Overall Score: 7.5/10 (Strong Accept)
Strengths
MaskGIT's parallel decoding approach is a groundbreaking improvement over traditional sequential methods, significantly accelerating the image generation process.
The paper presents a thorough analysis of the output quality and diversity, substantiated by metrics like FID and IS.
The paper explores the limitations of the proposed model, especially in complex or edge-case scenarios, which is crucial for a balanced understanding.
Weaknesses
The paper does not discusses the model's potential for negative societal impacts and it could provide more details on how these impacts could be mitigated.

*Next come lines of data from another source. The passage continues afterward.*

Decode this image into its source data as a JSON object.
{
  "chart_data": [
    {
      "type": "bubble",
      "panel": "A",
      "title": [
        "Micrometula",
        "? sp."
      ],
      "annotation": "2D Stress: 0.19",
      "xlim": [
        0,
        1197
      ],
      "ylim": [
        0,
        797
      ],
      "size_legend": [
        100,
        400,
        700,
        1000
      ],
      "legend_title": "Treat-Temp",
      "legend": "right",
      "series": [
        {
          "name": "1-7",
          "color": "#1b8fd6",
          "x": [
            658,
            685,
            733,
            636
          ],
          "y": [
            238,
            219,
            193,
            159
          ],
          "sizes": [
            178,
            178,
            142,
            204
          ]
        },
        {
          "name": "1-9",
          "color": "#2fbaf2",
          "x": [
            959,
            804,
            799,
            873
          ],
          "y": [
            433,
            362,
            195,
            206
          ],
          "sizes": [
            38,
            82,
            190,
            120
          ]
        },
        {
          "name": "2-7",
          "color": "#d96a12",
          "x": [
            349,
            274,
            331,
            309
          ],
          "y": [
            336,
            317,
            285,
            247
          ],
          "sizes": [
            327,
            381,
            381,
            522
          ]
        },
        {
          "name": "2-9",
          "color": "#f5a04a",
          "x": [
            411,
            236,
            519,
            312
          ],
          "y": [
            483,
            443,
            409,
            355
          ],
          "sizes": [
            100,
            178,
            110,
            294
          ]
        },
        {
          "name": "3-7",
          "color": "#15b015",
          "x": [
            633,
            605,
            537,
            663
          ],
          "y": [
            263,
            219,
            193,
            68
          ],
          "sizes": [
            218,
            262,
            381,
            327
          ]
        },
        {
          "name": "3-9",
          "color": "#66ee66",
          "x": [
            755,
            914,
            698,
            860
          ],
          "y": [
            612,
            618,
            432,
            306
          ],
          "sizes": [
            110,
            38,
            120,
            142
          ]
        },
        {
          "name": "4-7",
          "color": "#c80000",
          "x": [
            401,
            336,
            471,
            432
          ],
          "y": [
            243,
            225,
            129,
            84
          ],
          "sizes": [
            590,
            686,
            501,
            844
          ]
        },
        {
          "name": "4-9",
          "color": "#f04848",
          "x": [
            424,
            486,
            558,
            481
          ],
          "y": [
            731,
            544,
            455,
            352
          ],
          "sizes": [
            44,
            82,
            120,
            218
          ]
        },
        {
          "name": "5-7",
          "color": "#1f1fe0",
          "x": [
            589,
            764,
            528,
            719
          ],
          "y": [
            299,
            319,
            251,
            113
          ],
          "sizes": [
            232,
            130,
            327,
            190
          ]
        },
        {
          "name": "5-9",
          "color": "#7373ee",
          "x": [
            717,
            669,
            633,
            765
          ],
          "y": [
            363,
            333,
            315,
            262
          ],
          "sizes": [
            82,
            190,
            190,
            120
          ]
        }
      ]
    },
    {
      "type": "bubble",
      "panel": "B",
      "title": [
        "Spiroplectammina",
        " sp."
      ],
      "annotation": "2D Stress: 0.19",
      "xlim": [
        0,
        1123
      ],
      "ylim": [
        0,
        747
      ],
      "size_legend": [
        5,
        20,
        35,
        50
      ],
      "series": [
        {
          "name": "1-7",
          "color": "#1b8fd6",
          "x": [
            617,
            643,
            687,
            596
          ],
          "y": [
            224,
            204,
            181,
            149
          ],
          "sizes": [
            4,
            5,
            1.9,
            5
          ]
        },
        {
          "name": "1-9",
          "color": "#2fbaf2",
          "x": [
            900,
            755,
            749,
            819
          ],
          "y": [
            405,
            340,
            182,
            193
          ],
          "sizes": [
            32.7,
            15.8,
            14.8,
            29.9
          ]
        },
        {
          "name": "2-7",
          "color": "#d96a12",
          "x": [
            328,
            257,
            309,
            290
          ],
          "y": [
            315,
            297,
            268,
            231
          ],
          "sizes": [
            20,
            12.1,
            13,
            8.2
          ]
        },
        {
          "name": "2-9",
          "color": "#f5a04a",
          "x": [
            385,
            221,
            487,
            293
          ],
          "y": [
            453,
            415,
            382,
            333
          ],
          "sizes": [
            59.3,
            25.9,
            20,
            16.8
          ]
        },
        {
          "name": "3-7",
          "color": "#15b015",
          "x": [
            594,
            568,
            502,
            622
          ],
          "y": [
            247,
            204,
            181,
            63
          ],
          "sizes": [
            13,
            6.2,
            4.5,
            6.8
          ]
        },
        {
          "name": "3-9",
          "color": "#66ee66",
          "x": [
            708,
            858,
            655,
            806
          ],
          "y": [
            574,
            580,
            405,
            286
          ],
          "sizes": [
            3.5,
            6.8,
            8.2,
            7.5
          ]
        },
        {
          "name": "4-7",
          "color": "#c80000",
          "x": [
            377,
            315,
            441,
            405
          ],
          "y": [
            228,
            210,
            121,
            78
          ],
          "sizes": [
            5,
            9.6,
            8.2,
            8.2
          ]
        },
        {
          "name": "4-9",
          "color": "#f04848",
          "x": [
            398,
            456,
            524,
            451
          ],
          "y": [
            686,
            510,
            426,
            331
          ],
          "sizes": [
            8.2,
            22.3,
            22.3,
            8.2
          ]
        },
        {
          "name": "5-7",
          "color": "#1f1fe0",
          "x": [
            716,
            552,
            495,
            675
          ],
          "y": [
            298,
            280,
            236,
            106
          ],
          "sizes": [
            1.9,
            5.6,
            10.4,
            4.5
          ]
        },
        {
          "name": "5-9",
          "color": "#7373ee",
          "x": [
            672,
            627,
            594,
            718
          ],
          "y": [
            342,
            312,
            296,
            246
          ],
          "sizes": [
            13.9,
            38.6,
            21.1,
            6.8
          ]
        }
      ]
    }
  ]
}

The discussion on the scalability of the model and its ability to generalize across various datasets is not adequately covered.
Peer-Review - Deepak
Overall Score: 8/10 (Strong Accept)
Strengths
The paper introduces a novel approach to image synthesis, particularly in its use of bidirectional transformers for MVTM and its efficient parallel decoding technique.
Technically sound with well-supported claims. The experiments demonstrate MaskGIT's superiority over existing models in terms of image quality and synthesis speed.
The paper is clearly written and well-organized, particularly in explaining complex concepts like MVTM and iterative decoding.
Demonstrated proficiency in a range of tasks (class-conditional synthesis, image manipulation, and extrapolation) indicates the model's versatility and wide applicability.
Weaknesses
There's a need for a more comprehensive exploration of the model's limitations and potential areas for improvement.
The impact of MaskGIT in practical applications beyond the scope of the experiments could be more deeply explored to underline its significance.